To analyse all these novels, or even one of them, at length, would be a process as unnecessary as it would be disagreeable. The "chronicles of wasted _grime_" may be left to themselves, not out of any mere finical or fastidious superiority, but simply because their own postulates and axioms make such analysis (if the word unfairness can be used in such a connection) unfair to them. For they claimed--and the justice, if not the value, of the claim must be allowed--to have rested their fashion of novel-writing upon two bases. The substance was to be provided by an elaborate observation and reproduction of the facts of actual life, not in the least transcendentalised, inspirited, or in any other way brought near Romance, but considered largely from the points of view which their friend Taine, writing earlier, used for his philosophical and historical work--that of the _milieu_ or "environment," that of heredity, though they did not lay so much stress on this as Zola did--and the like. The treatment, on the other hand, was to be effected by the use of an intensely "personal" style, a new Marivaudage, compared to which, as we remarked above, Flaubert's doctrine of the single word was merely rudimentary. After Jules's death Edmond wrote, alone, _La Fille Elisa_, which was very popular, _La Faustin_, and _Cherie_, the last of which, with _Germinie Lacerteux_, may form the basis of a short critical examination. Those who merely wish to see

if they can like or tolerate the Goncourtian novel had perhaps better begin with _Renee Mauperin_ or _Madame Gervaisais_. Both have been very highly praised,[461] and the first named of them has the proud distinction of putting "le mot de Cambronne" in the mouth of a colonel who has been mortally wounded in a duel.
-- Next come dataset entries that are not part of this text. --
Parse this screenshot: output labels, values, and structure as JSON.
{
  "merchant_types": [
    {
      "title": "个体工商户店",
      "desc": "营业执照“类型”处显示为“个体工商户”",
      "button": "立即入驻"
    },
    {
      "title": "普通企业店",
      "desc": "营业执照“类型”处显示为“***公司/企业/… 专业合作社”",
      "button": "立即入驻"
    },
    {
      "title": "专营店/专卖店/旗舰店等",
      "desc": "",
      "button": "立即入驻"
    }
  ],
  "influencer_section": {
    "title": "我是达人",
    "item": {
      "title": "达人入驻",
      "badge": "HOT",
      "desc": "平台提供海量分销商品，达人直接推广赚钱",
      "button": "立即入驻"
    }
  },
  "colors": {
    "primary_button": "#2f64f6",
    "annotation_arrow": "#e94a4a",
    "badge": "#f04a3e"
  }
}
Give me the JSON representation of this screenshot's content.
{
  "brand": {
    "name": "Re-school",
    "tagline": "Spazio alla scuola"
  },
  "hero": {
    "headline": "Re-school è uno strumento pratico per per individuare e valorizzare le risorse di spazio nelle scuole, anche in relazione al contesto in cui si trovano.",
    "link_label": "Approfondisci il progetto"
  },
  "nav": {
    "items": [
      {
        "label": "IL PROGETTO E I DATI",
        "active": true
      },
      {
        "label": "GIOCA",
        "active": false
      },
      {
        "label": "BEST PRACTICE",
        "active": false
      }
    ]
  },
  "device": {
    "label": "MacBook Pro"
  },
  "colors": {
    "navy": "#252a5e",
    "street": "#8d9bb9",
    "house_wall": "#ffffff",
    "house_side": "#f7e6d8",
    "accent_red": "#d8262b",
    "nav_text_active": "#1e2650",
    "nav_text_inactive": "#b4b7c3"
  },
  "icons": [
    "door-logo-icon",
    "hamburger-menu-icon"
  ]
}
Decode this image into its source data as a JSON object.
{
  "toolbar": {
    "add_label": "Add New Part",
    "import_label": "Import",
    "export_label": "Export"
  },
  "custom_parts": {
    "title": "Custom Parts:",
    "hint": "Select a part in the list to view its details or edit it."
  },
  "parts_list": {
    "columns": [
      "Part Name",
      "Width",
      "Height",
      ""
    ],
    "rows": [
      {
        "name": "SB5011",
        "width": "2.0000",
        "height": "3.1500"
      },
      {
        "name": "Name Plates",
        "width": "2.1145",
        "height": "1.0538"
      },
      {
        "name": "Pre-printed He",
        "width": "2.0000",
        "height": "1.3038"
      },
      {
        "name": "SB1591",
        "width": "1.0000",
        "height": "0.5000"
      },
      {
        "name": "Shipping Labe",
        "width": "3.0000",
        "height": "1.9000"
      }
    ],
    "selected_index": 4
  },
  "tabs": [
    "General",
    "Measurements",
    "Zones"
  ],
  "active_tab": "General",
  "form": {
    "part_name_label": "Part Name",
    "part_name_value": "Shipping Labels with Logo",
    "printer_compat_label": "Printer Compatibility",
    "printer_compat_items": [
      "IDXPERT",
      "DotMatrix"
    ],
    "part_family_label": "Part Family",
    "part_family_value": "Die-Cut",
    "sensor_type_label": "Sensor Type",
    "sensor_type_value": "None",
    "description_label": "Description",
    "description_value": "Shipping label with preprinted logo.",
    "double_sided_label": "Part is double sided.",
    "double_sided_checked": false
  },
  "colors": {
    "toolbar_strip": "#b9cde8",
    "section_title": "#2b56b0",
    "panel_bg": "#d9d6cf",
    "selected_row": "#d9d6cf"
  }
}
[Sidenote: _Germinie Lacerteux_ and _Cherie_ taken as specimens.]

To return to our selected examples, _Germinie Lacerteux_ is the story of an actual _bonne_ of the brothers, whose story, without "trimmings," is told in the _Journal_ itself.[462] The poor creature is as different as possible, not merely from the usual heroine, but from the _grisette_ of the first half of the century and from the _demi-mondaine_ of Dumas _fils_, and Daudet, and even Zola. She is not pretty; she is not fascinating in any way; she is neither good- nor ill-natured in any special fashion; she is not even ambitious of "bettering" herself or of having much pleasure, wealth, etc. If she goes to the bad it is in the most commonplace way and with the most unseductive seducer possible. Her progress and her end are, to borrow a later phrase and title metaphorically, merely a tale of the meanest streets; untouched and unconfirmed by the very slightest art; as destitute of any aesthetic attraction, or any evidence of artistic power, as the log-books of a common lodging-house and a hospital ward could be. In _Cherie_ there is nothing exactly improper; it is merely an elaborate study of a spoilt--at least petted--and unhealthy girl in the upper stages of society, who has at last the kindness--to herself, her relations, and the reader--to die. If M. de Goncourt had had the slightest particle of humour, of which there is no trace in any of his works, one might have taken this, like other things perhaps, as a slightly cryptic parody--of the _poitrinaire_-heroine mania of times a little earlier; but there is no hope of this. The subject was, in the sense attached to the word by these writers, "real"; it could be made useful for combined physiological and psychological detail; and, most important of all, it was more or less repulsive.[463]